Было около пяти утра. Низкое солнце на горизонте, холодный свет в облаках и у самой земли, на стволах деревьев, и под стрехами домов еще ночные тени. Пройдет пять, десять минут, и в заулке покажется Игнат Романович. В тишине утра совсем близко послышался легкий побрякивающий металлический звук. Не иначе как в сумке Игната перекатываются какие-нибудь гайки. Так и есть. Вот и сам Игнат. Значит, до вечера в поле. Игорь зашагал рядом.

— Много вчера вспахали?

— С края болота — все кончил, — зевнув, сказал Игнат.

— На середину перебираться будем?

— Профилактикой займемся… Видно, дотемна придется проканителиться.

Игорь подумал: а как же он позвонит Яблочкиной? Не успеть. А завтра воскресенье. Придется отложить до понедельника. Обидно. Ну да ничего. Сроков ему не давали, днем раньше или позже — значения не имеет. Да и за это время он найдет кого-нибудь вместо Татьянки. Раз есть уговор, что будет инициативная шестерка, значит, должно быть шесть подписей. А что, если Емельяна уговорить? Нет, лучше кого-нибудь другого. И спросил:

— А завтра работаем иль выходной?

— Как полагается — выходной. Это только раньше бывало воскресенье не воскресенье, май не май — трактористы без выходного, — никакого тебе порядка. В праздник — работа, а по будням — то опоздает, то прогуляет. И на все оправдание: мол, круглый год вкалываю. А завтра у меня особый выходной. Завтра я новорожденный. Сорок лет стукнет Жинка решила устроить праздник… Приходи и ты, Игорь! Придешь?
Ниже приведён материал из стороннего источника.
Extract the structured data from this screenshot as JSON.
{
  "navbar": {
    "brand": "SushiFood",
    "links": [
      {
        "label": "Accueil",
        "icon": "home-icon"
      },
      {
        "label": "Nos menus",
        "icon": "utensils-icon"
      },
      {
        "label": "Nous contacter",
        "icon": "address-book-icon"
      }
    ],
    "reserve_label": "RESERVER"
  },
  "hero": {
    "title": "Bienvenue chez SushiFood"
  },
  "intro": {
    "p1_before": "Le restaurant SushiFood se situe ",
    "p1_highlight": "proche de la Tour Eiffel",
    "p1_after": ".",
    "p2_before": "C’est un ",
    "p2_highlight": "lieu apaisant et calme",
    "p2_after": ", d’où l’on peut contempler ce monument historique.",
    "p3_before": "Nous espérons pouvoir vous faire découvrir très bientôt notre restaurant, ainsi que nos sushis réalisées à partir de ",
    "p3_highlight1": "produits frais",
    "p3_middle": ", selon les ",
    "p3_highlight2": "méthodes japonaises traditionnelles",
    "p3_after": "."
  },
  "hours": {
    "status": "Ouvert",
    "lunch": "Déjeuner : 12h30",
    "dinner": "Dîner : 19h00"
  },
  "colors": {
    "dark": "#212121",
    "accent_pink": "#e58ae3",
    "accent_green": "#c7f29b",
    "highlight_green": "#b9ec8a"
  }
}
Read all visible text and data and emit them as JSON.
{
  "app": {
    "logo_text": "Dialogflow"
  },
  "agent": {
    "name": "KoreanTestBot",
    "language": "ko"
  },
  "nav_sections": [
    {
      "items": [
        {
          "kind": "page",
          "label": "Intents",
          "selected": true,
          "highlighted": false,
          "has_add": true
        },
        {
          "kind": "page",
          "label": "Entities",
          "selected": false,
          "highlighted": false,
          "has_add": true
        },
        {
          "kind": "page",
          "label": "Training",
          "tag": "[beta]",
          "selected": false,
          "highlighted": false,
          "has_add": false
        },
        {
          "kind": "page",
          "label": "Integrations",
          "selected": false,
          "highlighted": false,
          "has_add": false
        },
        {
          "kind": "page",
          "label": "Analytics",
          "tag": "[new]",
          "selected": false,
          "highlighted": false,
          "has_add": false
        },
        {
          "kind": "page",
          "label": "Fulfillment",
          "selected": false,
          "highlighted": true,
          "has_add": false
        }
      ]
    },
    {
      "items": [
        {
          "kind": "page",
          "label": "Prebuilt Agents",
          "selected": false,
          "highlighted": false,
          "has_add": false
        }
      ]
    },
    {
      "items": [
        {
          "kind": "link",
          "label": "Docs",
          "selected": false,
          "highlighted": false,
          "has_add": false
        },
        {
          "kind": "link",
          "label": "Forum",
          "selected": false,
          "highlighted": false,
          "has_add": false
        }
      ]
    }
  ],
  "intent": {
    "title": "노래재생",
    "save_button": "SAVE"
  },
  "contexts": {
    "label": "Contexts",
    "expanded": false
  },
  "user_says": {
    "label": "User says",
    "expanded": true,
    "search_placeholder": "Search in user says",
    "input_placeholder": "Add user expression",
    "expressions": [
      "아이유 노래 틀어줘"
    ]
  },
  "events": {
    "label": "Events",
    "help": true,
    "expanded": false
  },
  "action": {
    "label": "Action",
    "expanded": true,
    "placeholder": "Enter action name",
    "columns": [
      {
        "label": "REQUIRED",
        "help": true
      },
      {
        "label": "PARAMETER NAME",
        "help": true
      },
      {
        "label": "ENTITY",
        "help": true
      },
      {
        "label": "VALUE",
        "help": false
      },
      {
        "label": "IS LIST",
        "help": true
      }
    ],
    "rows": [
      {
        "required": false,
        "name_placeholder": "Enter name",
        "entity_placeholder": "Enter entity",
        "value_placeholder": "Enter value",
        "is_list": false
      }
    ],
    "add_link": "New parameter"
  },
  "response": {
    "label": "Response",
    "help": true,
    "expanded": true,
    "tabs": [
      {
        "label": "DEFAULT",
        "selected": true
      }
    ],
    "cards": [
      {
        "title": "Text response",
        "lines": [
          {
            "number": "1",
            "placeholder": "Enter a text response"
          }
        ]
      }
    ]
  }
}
— Обязательно, — с готовностью сказал Игорь.

— И Наталье Захаровне передай мое приглашение. Только приходите под вечер. — Он хотел еще что-то добавить, но вспомнив, что надо еще в кладовой мастерских получить запасные детали для ремонта трактора, достал на ходу из сумки требование с резолюцией Русакова и протянул Игорю. — А знаешь что? Получи-ка все, что полагается, а я, пока ты там проканителишься, успею почистить машину.

Игорь взял требование и в первом же проулке свернул к мастерским. Несмотря на ранний час, около кладовой было людно. Видно, не ему одному предстояло мытариться с кладовой добрый час. Сначала Кабанова выпишет наряд, потом иди с ним к кладовщику, а тот пока найдет на своих полках что надо, много времени пройдет. Он подошел к дверям кладовой, поздоровался с Рюмахиным и Игнашовым, которые тоже были тут, и заглянул в окошко конторки. Ого, Луша на месте. И кладовщик уже пришел…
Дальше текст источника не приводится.